In the instant case, there is no question but that defendant did in fact commit the offense of jumping bail. It appears from the record that the only charges pending against defendant at the time of his flight from this jurisdiction was the charge herein and the charge of possession of the drugs stolen in the burglary involved in this case. Defendant had been released on bail and was awaiting trial at the time of his flight. This case does not present a situation where the inference of guilt drawn from the flight of the accused was clouded by other factors, such as unrelated pending criminal charges, prison conditions or the desire for freedom, or a lack of confidence in a right to a speedy trial. We conclude therefore that defendant's flight from the state was relevant to show his consciousness of guilt, State v. Bolton, 354 So.2d 517 (La.1978) and State v. Davies, 350 So.2d 586 (La.1977), and that the probative value of this evidence outweighed its prejudicial effect. Hence, the evidence was properly admitted by the trial judge.

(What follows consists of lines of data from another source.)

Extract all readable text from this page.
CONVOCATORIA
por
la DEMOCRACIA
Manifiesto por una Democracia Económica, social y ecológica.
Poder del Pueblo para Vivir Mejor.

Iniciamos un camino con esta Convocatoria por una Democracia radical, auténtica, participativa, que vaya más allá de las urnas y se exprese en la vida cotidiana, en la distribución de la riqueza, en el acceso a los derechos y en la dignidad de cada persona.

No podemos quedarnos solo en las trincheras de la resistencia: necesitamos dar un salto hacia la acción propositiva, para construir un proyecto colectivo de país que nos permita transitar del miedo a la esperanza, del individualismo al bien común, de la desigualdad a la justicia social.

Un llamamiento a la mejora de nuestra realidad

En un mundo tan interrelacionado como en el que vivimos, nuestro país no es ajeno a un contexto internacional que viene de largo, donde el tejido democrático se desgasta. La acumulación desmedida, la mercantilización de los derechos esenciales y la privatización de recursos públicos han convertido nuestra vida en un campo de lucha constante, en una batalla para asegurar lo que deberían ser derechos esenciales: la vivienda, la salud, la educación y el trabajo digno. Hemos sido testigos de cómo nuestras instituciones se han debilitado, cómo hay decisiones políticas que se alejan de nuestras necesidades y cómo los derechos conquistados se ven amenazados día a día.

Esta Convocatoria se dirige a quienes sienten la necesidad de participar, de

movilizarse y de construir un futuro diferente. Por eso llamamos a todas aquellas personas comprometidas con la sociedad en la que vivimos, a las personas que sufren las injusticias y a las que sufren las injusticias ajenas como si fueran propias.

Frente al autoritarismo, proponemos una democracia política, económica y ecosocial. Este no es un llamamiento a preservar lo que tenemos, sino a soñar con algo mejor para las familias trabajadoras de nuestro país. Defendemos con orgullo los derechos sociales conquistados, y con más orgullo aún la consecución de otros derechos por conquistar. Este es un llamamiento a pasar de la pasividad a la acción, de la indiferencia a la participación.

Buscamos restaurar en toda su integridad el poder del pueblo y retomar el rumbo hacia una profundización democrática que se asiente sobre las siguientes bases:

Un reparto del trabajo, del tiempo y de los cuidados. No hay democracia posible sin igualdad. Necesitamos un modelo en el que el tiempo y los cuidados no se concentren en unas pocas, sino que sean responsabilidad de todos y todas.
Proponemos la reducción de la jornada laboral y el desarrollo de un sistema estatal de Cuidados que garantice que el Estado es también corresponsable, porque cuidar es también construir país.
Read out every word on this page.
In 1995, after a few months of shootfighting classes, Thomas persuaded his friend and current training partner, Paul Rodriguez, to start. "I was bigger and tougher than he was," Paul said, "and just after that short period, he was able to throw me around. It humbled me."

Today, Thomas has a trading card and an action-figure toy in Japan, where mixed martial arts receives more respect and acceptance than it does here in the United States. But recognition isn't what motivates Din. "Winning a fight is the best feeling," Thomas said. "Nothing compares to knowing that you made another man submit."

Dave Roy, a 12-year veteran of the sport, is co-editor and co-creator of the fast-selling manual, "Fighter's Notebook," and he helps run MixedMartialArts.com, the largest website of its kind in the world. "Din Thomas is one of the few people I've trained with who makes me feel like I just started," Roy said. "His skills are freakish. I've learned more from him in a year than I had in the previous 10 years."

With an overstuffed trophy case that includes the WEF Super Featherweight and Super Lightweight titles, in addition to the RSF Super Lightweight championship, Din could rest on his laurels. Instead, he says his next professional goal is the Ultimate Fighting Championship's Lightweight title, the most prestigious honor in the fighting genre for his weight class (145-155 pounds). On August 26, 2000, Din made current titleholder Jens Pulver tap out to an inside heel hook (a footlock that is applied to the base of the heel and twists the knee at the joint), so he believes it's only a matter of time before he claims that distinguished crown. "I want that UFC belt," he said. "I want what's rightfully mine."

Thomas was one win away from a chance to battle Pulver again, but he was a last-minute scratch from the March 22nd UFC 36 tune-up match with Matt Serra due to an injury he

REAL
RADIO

Assignments of Error Nos. 4 and 18 are without merit.

ASSIGNMENT OF ERROR NO. 8

Defendant contends the trial judge erred in allowing in evidence references to defendant's use of drugs during the testimony of Jarold Mueller, Rachael Nile and Lawana Sawyer. He argues that such evidence constituted evidence of other crimes which was inadmissible because the state failed to give him notice as required by La.Code Crim.P. art. 720.